- With a current estimated construction cost of $409 million, the proposed CPW scheme will be one of the largest construction projects ever undertaken in the South Island.
- Once the scheme is fully operational, annual direct and indirect regional agricultural output is expected to increase by $437 million. As a consequence of these output increases, agriculture is estimated to generate ‘added value’ totaling $266 million.
- Processing is estimated to generate an additional $590 million a year, with $186 million of added value (contribution to national GDP).
- Direct and indirect employment is estimated to increase by around 2,800 jobs (1,300 in agriculture and 1,500 in processing).
- The combined impact of scheme construction and ongoing additional farm activity is estimated to increase direct-plus-indirect regional output over 35-years, the maximum permitted consent period under the RMA, by about $34 billion output with $15 billion added value with $186 million of added value (contribution to national GDP).
- The CPW scheme’s contribution to GDP will be the equivalent of a Rugby World Cup – every year.
- Agriculture contributes $20 billion worth of export returns per annum into the New Zealand economy – around 17% of GDP. By comparison, the tourism industry earns around $5 billion per annum. In Canterbury, farm gate agriculture comprises 7% of New Zealand’s GDP.
- New Zealand is very vulnerable to drought. The 1997-98 drought cost $1 billion at the farm gate and had a significant impact on the overall performance of the economy, well into 1999. The 2001 drought was less severe but was estimated to have cost farmers $2.5 million a day in lost production.

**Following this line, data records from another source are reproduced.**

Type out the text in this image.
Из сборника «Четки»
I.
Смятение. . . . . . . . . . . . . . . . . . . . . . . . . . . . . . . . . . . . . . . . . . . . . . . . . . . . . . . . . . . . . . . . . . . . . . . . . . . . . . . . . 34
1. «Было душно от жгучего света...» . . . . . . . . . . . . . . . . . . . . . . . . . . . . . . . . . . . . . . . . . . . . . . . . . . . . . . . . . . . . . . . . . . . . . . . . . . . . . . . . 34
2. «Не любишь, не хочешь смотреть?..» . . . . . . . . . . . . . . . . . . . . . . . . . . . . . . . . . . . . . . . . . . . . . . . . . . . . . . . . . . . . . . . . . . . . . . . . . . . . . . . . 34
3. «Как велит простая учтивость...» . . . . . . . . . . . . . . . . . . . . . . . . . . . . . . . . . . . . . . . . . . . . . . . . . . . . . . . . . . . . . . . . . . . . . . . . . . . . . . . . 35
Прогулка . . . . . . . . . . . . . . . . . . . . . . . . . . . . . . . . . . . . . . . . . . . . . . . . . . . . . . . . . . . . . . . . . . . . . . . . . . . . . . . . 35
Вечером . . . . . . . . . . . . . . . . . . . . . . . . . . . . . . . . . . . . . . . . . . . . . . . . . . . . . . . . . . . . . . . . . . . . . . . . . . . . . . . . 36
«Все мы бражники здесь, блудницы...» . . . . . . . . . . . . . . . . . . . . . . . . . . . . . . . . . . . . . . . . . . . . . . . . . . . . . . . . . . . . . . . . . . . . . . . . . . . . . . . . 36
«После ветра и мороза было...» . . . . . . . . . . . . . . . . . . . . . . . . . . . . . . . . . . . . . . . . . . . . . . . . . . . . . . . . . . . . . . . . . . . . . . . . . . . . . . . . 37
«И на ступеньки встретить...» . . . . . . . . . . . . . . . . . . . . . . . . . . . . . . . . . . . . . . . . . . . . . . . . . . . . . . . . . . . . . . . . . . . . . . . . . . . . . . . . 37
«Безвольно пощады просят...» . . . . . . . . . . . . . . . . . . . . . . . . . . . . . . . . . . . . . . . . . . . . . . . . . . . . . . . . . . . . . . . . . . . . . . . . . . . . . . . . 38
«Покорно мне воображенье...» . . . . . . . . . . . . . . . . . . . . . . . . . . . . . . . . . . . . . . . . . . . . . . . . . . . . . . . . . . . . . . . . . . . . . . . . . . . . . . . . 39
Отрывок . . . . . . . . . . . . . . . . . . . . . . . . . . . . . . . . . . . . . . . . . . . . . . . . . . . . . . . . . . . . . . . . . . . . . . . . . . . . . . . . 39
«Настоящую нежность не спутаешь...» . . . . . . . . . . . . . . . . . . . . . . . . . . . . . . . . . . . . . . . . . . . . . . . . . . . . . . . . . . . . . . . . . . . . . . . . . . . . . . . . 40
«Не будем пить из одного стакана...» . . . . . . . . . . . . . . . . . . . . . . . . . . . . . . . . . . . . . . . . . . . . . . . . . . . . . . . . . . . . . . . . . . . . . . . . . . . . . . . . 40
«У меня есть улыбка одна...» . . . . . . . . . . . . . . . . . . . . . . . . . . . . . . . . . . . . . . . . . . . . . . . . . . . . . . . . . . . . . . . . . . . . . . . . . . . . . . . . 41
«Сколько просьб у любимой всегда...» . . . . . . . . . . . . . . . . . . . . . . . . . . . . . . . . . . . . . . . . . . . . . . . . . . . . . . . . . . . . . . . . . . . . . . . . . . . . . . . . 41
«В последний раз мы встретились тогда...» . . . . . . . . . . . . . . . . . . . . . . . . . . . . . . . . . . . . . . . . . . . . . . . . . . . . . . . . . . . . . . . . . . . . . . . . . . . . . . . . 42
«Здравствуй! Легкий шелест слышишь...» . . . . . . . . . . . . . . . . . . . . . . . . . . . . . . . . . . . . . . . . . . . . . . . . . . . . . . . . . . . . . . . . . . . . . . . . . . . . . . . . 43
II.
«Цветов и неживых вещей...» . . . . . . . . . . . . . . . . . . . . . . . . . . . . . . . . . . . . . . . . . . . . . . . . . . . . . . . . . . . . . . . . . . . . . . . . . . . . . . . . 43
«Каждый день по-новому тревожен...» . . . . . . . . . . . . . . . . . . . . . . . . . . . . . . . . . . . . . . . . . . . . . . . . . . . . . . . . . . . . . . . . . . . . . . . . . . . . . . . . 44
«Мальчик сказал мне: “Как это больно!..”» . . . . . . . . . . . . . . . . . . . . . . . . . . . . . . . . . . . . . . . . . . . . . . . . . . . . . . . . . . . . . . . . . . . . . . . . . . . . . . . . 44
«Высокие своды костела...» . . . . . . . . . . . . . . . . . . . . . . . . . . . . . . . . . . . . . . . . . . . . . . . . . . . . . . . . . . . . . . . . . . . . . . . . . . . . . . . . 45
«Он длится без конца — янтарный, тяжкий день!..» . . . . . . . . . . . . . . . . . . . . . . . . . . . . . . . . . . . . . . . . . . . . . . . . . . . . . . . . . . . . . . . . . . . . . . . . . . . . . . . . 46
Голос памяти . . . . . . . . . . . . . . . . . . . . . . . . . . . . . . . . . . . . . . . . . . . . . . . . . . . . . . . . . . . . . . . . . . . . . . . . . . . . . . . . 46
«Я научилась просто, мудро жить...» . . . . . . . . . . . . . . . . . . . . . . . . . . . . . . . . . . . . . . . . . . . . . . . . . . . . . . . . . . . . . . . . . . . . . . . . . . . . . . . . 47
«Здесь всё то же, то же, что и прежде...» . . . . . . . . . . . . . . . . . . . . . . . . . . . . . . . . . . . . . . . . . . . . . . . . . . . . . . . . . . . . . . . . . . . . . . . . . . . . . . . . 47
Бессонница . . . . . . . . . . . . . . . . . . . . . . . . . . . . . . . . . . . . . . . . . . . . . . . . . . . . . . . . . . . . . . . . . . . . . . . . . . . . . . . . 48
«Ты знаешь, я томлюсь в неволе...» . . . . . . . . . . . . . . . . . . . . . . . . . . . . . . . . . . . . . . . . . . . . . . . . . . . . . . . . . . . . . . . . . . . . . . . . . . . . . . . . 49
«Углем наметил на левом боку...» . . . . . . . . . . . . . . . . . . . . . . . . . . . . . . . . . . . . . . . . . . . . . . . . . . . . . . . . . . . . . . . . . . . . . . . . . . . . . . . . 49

In past years, irrigation was mostly about drought protection, however it is now a farm management tool to maximise net farm returns, in drought and non-drought years.
- Export income from Canterbury’s rural sector accounts directly and indirectly for 60-70% of Christchurch’s economic activity. Canterbury farmers spend around $750 million every year on goods and services provided by Christchurch businesses.
- In the last 15 years, New Zealand’s agricultural productivity has increased by almost 4% per annum – approximately four times the rate achieved by the total New Zealand economy. If the rest of the productive sector could match the productivity level achieved by agriculture, the Government would meet its goal of being in the top ten OECD countries within ten years.